Some common electrical safety laws and regulations include Occupational Safety and Health
Administration (OSHA), the National Electrical Code (NEC), the National Fire Protection
Association (NFPA) and state and local electrical codes. These are specified in the sections
The electrical safety laws and regulations require you to implement specific controls. Moreover,
there are recommended industry practices to help prevent electrical incidents and ensure the
safety of those working with or around electrical equipment.
NFPA 70E, Standard for Electrical Safety in the Workplace, is a key resource for helping UMD
reduce exposure to risks and avoid occupational injuries and fatalities. It was created to provide
a document that meets the needs of Occupational Safety and Health Administration (OSHA)
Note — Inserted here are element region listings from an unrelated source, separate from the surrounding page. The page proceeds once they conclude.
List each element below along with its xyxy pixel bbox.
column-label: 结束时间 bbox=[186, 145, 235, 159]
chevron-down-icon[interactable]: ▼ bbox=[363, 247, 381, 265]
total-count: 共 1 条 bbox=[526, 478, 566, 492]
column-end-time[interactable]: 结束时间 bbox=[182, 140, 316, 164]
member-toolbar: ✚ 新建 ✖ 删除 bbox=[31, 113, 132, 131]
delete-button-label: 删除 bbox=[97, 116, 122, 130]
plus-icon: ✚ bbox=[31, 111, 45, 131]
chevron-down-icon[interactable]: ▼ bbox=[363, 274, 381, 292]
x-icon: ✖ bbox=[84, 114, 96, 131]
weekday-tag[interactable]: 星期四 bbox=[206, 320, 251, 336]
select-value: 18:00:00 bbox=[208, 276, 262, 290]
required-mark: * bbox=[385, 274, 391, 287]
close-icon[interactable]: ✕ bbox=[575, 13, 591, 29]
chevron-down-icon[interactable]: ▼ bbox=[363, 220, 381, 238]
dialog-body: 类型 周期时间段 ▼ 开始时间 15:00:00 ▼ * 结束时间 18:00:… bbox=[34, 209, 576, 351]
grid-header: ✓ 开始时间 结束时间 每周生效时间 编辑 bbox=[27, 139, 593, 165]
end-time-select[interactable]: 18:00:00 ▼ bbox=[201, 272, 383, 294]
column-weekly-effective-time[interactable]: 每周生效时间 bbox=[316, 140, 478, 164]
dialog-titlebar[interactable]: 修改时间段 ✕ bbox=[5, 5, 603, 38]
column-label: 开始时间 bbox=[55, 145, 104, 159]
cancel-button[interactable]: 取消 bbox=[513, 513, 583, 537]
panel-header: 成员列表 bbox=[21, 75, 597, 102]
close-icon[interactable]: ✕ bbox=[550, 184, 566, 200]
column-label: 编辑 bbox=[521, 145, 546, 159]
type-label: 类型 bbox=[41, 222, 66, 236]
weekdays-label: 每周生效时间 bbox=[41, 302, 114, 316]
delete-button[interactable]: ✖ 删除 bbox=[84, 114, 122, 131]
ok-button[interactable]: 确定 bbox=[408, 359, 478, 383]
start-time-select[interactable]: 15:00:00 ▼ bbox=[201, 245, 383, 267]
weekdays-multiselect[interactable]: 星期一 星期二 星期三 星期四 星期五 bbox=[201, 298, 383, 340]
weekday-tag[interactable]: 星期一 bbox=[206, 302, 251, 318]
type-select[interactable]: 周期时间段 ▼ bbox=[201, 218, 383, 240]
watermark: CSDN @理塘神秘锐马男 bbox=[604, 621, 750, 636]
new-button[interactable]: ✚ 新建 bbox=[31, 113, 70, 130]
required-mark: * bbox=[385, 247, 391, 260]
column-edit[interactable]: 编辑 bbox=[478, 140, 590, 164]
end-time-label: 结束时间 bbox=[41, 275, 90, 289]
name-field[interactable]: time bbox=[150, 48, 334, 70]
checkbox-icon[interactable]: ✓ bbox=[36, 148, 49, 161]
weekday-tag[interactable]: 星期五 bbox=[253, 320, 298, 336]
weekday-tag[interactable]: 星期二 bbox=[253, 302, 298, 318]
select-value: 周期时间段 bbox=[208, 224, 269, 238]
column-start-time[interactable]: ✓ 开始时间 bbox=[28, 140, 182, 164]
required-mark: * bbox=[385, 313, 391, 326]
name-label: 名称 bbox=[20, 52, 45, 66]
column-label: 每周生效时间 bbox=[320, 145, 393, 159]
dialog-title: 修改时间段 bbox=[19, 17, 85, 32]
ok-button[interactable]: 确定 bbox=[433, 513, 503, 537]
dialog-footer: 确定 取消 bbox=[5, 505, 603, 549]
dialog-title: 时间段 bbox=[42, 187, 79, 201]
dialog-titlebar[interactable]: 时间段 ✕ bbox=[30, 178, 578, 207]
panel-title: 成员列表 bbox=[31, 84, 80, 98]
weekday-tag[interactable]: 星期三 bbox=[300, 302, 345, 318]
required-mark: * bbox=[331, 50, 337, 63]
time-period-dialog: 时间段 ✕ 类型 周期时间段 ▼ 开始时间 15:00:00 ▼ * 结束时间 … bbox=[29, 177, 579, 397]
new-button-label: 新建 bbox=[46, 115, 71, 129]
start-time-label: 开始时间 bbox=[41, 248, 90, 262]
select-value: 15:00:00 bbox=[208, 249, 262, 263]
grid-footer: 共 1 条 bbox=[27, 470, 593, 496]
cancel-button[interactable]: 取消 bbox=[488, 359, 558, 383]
electrical safety requirements and is entirely consistent with the National Electrical Code (NEC)
and other applicable publications.
Applicable University Policy
VI-14.00(A) UMD Policy on Control of Hazardous Energy During Maintenance of Equipment (Lockout/Tagout Program)
All electrical wiring and equipment must comply with the following:
- National Electric Code (NEC)
- NFPA 70E
- 29 CFR 1910- The Control of Hazardous Energy (Lockout/Tagout)
- 29 CFR 1910.151- Special Industries (High Voltage Electricity)
- 29 CFR 1910.331 -Scope
- 29 CFR 1910.332 -Training
- 29 CFR 1910.333 -Selection and use of work practices
- 29 CFR 1910.334 -Use of equipment
- 29 CFR 1910.335 -Safeguards for personnel protection
Summary of Requirements
- The requirements of electrical safety are specified by OSHA and specific work practices are detailed in NFPA 70 E as well as University policy.
- Work performed must be done by a licensed electrician and in accordance with the National Electric Code.
- The use of ground fault circuit interrupters (GFCIs) as a device to protect a person from electric shock when he or she simultaneously contacts a "live" wire or part and a grounded object.
- OSHA has promulgated specifications which affect high voltage distribution systems within the university that need to be considered in the installation of new equipment.
- Use of personal protective equipment when employees are working in areas where there are potential electrical hazards shall be provided with, and shall use, electrical protective equipment that is appropriate for the specific parts of the body to be protected and for the work to be performed.
Scope: The training requirements apply to employees who face a risk of electrical shock that is not reduced to a safe level by the electrical installation requirements of 29 CFR 1910.303 through 1910.308.
Employees in occupations facing a higher than normal risk of electrical accident are required to be trained. Additionally, other employees who may reasonably be expected to face comparable risk of injury due to electric shock or other electrical hazards must also be trained.
Content: Employees shall be trained in, and become familiar with, the safety-related work practices required by 1910.331 through 1910.335 but that pertain to their respective job assignments.
- All power tools and appliances must be free of cracks, fraying, heat damage and insulation damage.
- Any electrical control, disconnect switches, and transformers must not be blocked in a manner that will impede access to the devices. The regulations require a minimum of three feet of clearance.
- All equipment must have grounded three-prong plugs.
- Live parts to which an employee may be exposed shall be deenergized before the employee works on or near them, unless the employer can demonstrate that deenergizing introduces additional or increased hazards or is infeasible due to equipment design or operational limitations. Live parts that operate at less than 50 volts to ground need not be deenergized if there will be no increased exposure to electrical burns or to explosion due to electric arcs.